Neutral

It’s that kind of an afternoon. Finished up one project, don’t feel much like starting another. Spring rain outside so instead of walking to Al’s for coffee I take the elevator down to Pizza Eddie’s on 2. Looks like other folks have the same feeling. “Afternoon, all. What’s the current topic of conversation?”

“Well, Sy, it started out as Star Wars versus Star Trek but then Jim said he could care less and Susan said that meant he did care and he said no, he’s ambivalent and she said that still meant he cared, and—”

“I get it, Eddie. Susan, why does ‘ambivalent‘ mean Jim cares?”

“Chemistry, Sy. ‘Valence‘ means ‘bonding‘ and ‘ambi-‘ means ‘both‘ so ‘ambi‑valent‘ means ‘bonded to both‘.”

“But Susan, ambidextrous means able to use both hands, not unable to use either hand. I want to say I don’t particularly like or dislike either one.”

“It’s like trying to decide between fire ants or hornets. You could say ‘No‑win,’ right?”

“No, that’s not it, either, Eddie. That’s ‘everybody loses.’ I’m smack in the middle.”

“Sounds like absolute neutrality. Hard to get there.”

“Don’t look at Chemistry. If I take an acid solution and add just enough base to get to neutral pH, there’s still tenth‑micromolar concentrations of acid and base in there. I guess we could call that ambivalent.”

“Neutrality’s hard for humans and chemicals, yeah, but that’s where the Universe is.”

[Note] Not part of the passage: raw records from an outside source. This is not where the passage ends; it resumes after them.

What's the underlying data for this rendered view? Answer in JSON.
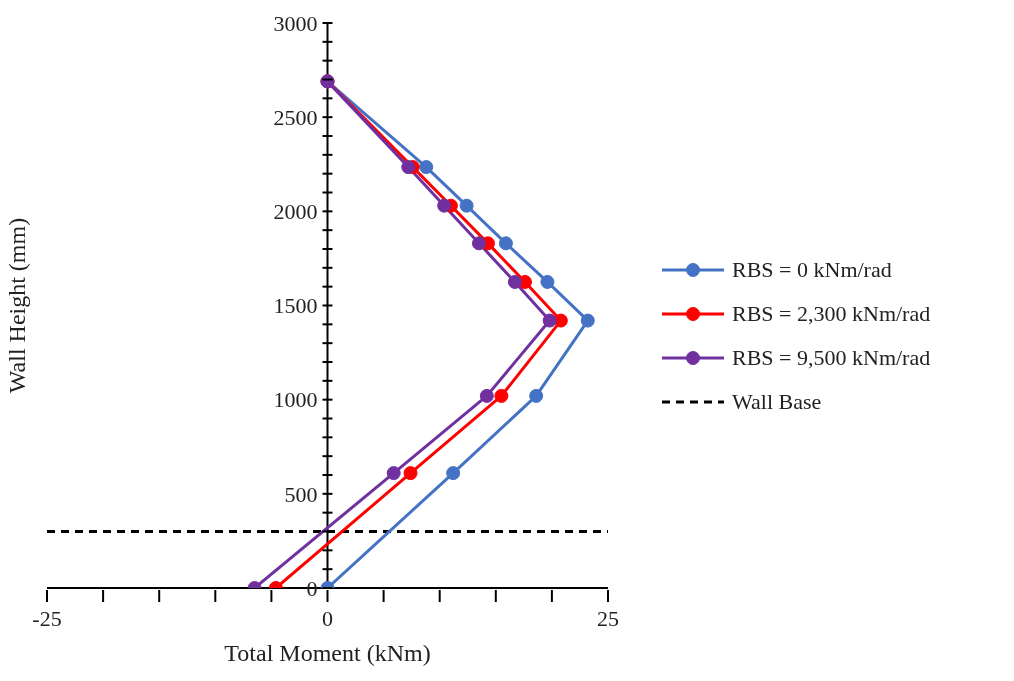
{
  "chart_data": {
    "type": "line",
    "xlabel": "Total Moment (kNm)",
    "ylabel": "Wall Height (mm)",
    "xlim": [
      -25,
      25
    ],
    "xticks": [
      -25,
      {
        "value": -20,
        "label": null
      },
      {
        "value": -15,
        "label": null
      },
      {
        "value": -10,
        "label": null
      },
      {
        "value": -5,
        "label": null
      },
      0,
      {
        "value": 5,
        "label": null
      },
      {
        "value": 10,
        "label": null
      },
      {
        "value": 15,
        "label": null
      },
      {
        "value": 20,
        "label": null
      },
      25
    ],
    "ylim": [
      0,
      3000
    ],
    "yticks": [
      0,
      {
        "value": 100,
        "label": null
      },
      {
        "value": 200,
        "label": null
      },
      {
        "value": 300,
        "label": null
      },
      {
        "value": 400,
        "label": null
      },
      500,
      {
        "value": 600,
        "label": null
      },
      {
        "value": 700,
        "label": null
      },
      {
        "value": 800,
        "label": null
      },
      {
        "value": 900,
        "label": null
      },
      1000,
      {
        "value": 1100,
        "label": null
      },
      {
        "value": 1200,
        "label": null
      },
      {
        "value": 1300,
        "label": null
      },
      {
        "value": 1400,
        "label": null
      },
      1500,
      {
        "value": 1600,
        "label": null
      },
      {
        "value": 1700,
        "label": null
      },
      {
        "value": 1800,
        "label": null
      },
      {
        "value": 1900,
        "label": null
      },
      2000,
      {
        "value": 2100,
        "label": null
      },
      {
        "value": 2200,
        "label": null
      },
      {
        "value": 2300,
        "label": null
      },
      {
        "value": 2400,
        "label": null
      },
      2500,
      {
        "value": 2600,
        "label": null
      },
      {
        "value": 2700,
        "label": null
      },
      {
        "value": 2800,
        "label": null
      },
      {
        "value": 2900,
        "label": null
      },
      3000
    ],
    "marker": "circle",
    "line_style": "solid",
    "legend": "right",
    "grid": false,
    "series": [
      {
        "name": "RBS = 0 kNm/rad",
        "color": "#4472c4",
        "x": [
          0,
          11.2,
          18.6,
          23.2,
          19.6,
          15.9,
          12.4,
          8.8,
          0
        ],
        "values": [
          0,
          610,
          1020,
          1420,
          1625,
          1830,
          2030,
          2235,
          2690
        ]
      },
      {
        "name": "RBS = 2,300 kNm/rad",
        "color": "#ff0000",
        "x": [
          -4.6,
          7.4,
          15.5,
          20.8,
          17.6,
          14.3,
          11.0,
          7.6,
          0
        ],
        "values": [
          0,
          610,
          1020,
          1420,
          1625,
          1830,
          2030,
          2235,
          2690
        ]
      },
      {
        "name": "RBS = 9,500 kNm/rad",
        "color": "#7030a0",
        "x": [
          -6.5,
          5.9,
          14.2,
          19.8,
          16.7,
          13.5,
          10.4,
          7.2,
          0
        ],
        "values": [
          0,
          610,
          1020,
          1420,
          1625,
          1830,
          2030,
          2235,
          2690
        ]
      }
    ],
    "ref_lines": [
      {
        "axis": "y",
        "value": 300,
        "label": "Wall Base",
        "color": "#000000",
        "line_style": "dashed"
      }
    ]
  }
}
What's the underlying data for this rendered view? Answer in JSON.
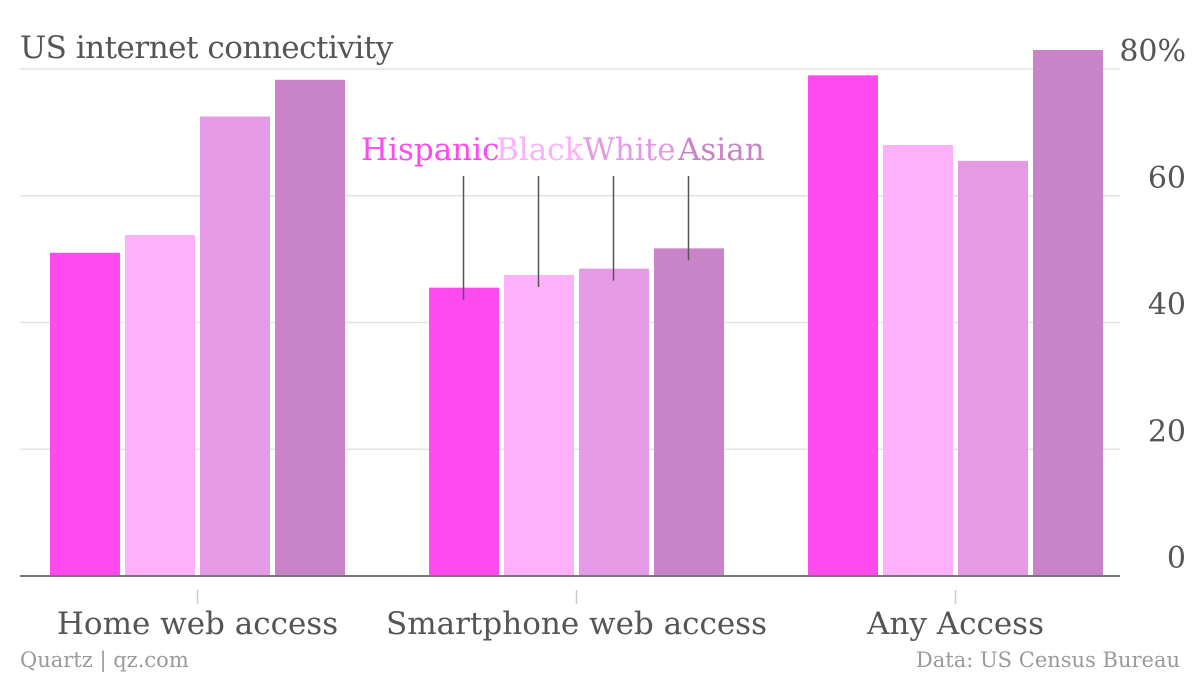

“Why do you say that, Jim?”

“Because we’ve got proof right in front of us. Look, planets and stars and people exist as distinct objects, right? They’re not a finely-divided mist.”

“So?”

“So if the Universe were not exactly electrically neutral, then opposite charges repelling would split everything apart.”
 ”Wait, nothing would have a chance to form in the first place.”
   ”Wait, couldn’t you have lumps of like 99 positives and 100 negatives or whatever that just cancel out?”

“Eddie, when you say ‘cancel out’ you’re still talking about being absolutely neutral at the lump level. It’s like this table salt that has positive sodium ions and negative chlorides but the crystals are neutral or we’d get sparks when I pour some out like this.”
 ”Hey, don’t waste the salt. Costs money.”

“I still think it’s weird how all electrons have the same charge and it’s exactly the same as the proton charge. Protons are made of quarks, right, and electrons aren’t. So how can you take three of something and have that add up to exactly one of something different?”

“I can give you Feynman and Wheeler’s answer to part of that, Susan. The electron has an anti‑partner, the positron, which is exactly like the electron in every way except it has the opposite charge. When electron and positron meet they annihilate to produce a burst of high‑energy photons. But there’s a flip side — high‑energy photons sometimes interact to make an electron‑positron pair. Feynman and Wheeler were both jokers. They suggested that a positron could be an electron traveling backward in time. Wheeler said, ‘Maybe they’re all the same electron,’ zig‑zagging across eternity. But that doesn’t account for the quarks. A proton has two up‑quarks, each with a charge of negative 2/3 electron, and one down‑quark with a charge of positive 1/3 electron. Add ’em up — you exactly neutralize one electron. Fun, huh?”

“Fun, Jim, but I’m a chemist. On a two-pan balance I can weigh out equal quantities of molasses and rock dust but I don’t expect them to interact with any simple mathematical relationship. Why should the quark’s charge be any exact multiple or divisor of the electron’s? And why is the electron charge the size it is instead of some other number?”

“Well, there you’ve got me. The quantum chromodynamics Standard Model has been amazingly successful for quantitative predictions, but not so good for explaining things outside of its own terms. The math lays out the relationship between quark and electron charge, but doesn’t give us a physical ‘why.’ The theory has 19 ‘adjustable constants’ but no particular reason why they should have the specific values that fit the observations. Also, the theory doesn’t include gravity. It’s a little embarrassing.”

“Sounds like you’re ambivalent about the theory.”